In prison, he said, he and the other prisoners survived on six spoonfuls of water and 30 grams of rice per day.

“We were lodged like cattle and horses,” he said. “There were 2,000 people in these prisons per year, 600 to 800 of whom died from starvation or illness.”

Even outside of prison, he said, North Korean citizens struggle to feed themselves and their families. In fact, he said, during the early 1990s most North Koreans were forced to find extra-legal ways to support themselves.

Kim said he is skeptical of the current United States policy that distributes free rice to the North Korean government, which he said allows the government to control its citizens. Peace in North Korea will come only when “the U.S. government is more strict on the North Korean government,” Kim said.

But despite the serious subject matter of Kim’s talk, a few errors in translation provided some comic relief. At one point, Kim mentioned “little kids who beg for food,” which the students translated as “prostitutes,” resulting in soft chuckles from the Korean speakers in the audience.

Yale Thi[NK], a group that raises money for North Korean refugees and holds events raising awareness about North Korean political issues, co-hosted the talk. Arin Kim ’12, a member of Thi[NK] and co-moderator of the talk, said Kim’s visit was a rare and important opportunity.

“North Korean refugees are usually not high ranking,” she said. “The well-off citizens tend to choose not to escape and thus cannot give us inside information like Mr. Kim.”

Alexa Chu ’11 said she was impressed by Kim’s personal experience and vivid memories, and was struck by “the inability of citizens to have an opinion or even physical reaction contrary to what the North Korean government deemed acceptable.”

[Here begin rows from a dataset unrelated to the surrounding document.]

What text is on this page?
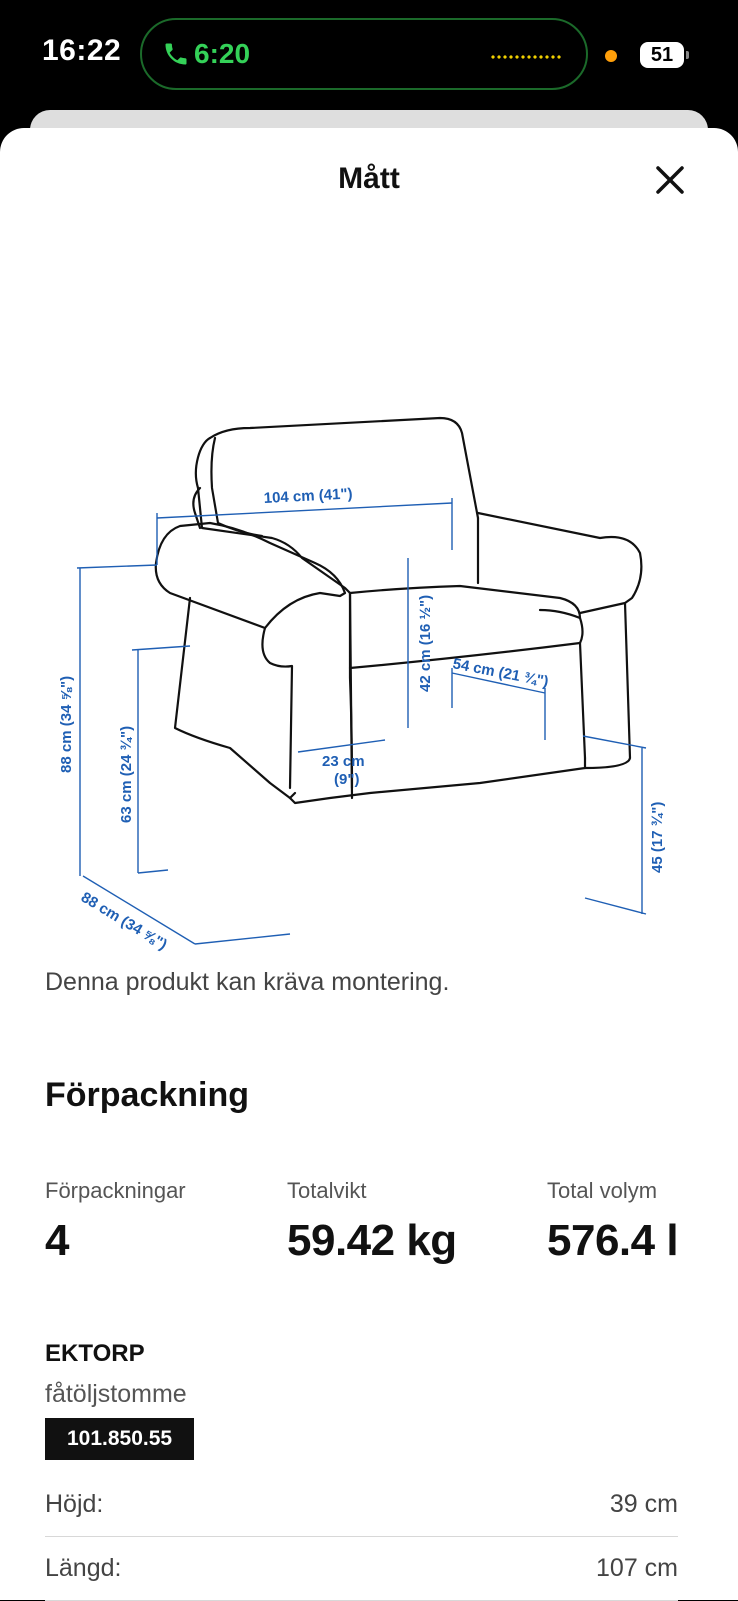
16:22	6:20	51
Mått
104 cm (41")
42 cm (16 ½") 54 cm (21 ¾")
88 cm (34 ⅝")
63 cm (24 ¾")	23 cm
(9")
45 (17 ¾")
88 cm (34 ⅝")
Denna produkt kan kräva montering.
Förpackning
Förpackningar
4
Totalvikt
59.42 kg
Total volym
576.4 l
EKTORP
fåtöljstomme
101.850.55
Höjd:	39 cm
Längd:	107 cm
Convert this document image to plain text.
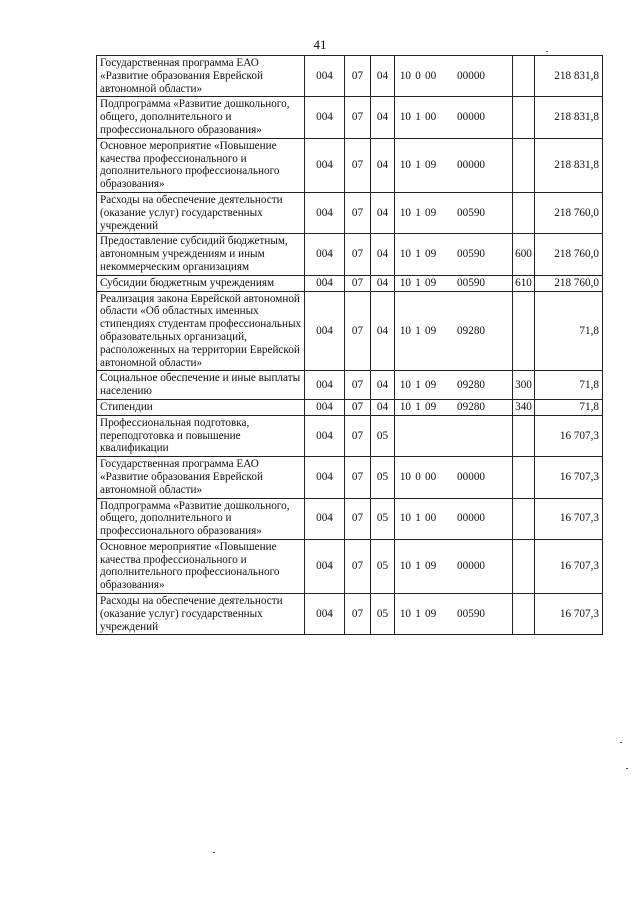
41
Государственная программа ЕАО «Развитие образования Еврейской автономной области»	004	07	04	10 0 00 00000		218 831,8
Подпрограмма «Развитие дошкольного, общего, дополнительного и профессионального образования»	004	07	04	10 1 00 00000		218 831,8
Основное мероприятие «Повышение качества профессионального и дополнительного профессионального образования»	004	07	04	10 1 09 00000		218 831,8
Расходы на обеспечение деятельности (оказание услуг) государственных учреждений	004	07	04	10 1 09 00590		218 760,0
Предоставление субсидий бюджетным, автономным учреждениям и иным некоммерческим организациям	004	07	04	10 1 09 00590	600	218 760,0
Субсидии бюджетным учреждениям	004	07	04	10 1 09 00590	610	218 760,0
Реализация закона Еврейской автономной области «Об областных именных стипендиях студентам профессиональных образовательных организаций, расположенных на территории Еврейской автономной области»	004	07	04	10 1 09 09280		71,8
Социальное обеспечение и иные выплаты населению	004	07	04	10 1 09 09280	300	71,8
Стипендии	004	07	04	10 1 09 09280	340	71,8
Профессиональная подготовка, переподготовка и повышение квалификации	004	07	05			16 707,3
Государственная программа ЕАО «Развитие образования Еврейской автономной области»	004	07	05	10 0 00 00000		16 707,3
Подпрограмма «Развитие дошкольного, общего, дополнительного и профессионального образования»	004	07	05	10 1 00 00000		16 707,3
Основное мероприятие «Повышение качества профессионального и дополнительного профессионального образования»	004	07	05	10 1 09 00000		16 707,3
Расходы на обеспечение деятельности (оказание услуг) государственных учреждений	004	07	05	10 1 09 00590		16 707,3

After the hour-and-a-half-long talk, Kim was finally asked what everyone was thinking: “In what capacity were you a spy?” an audience member wondered.

He had not yet mentioned his work for South Korea as a spy, which had appeared on posters as the subject of the talk. Upon hearing this question, Kim chuckled and took a sip of water. He told the audience he worked as a spy from 2004 to 2007 but did not provide further details.

Kim now lives in South Korea with his wife and children. He visited Yale on his way to speak to Congress about problems in North Korea.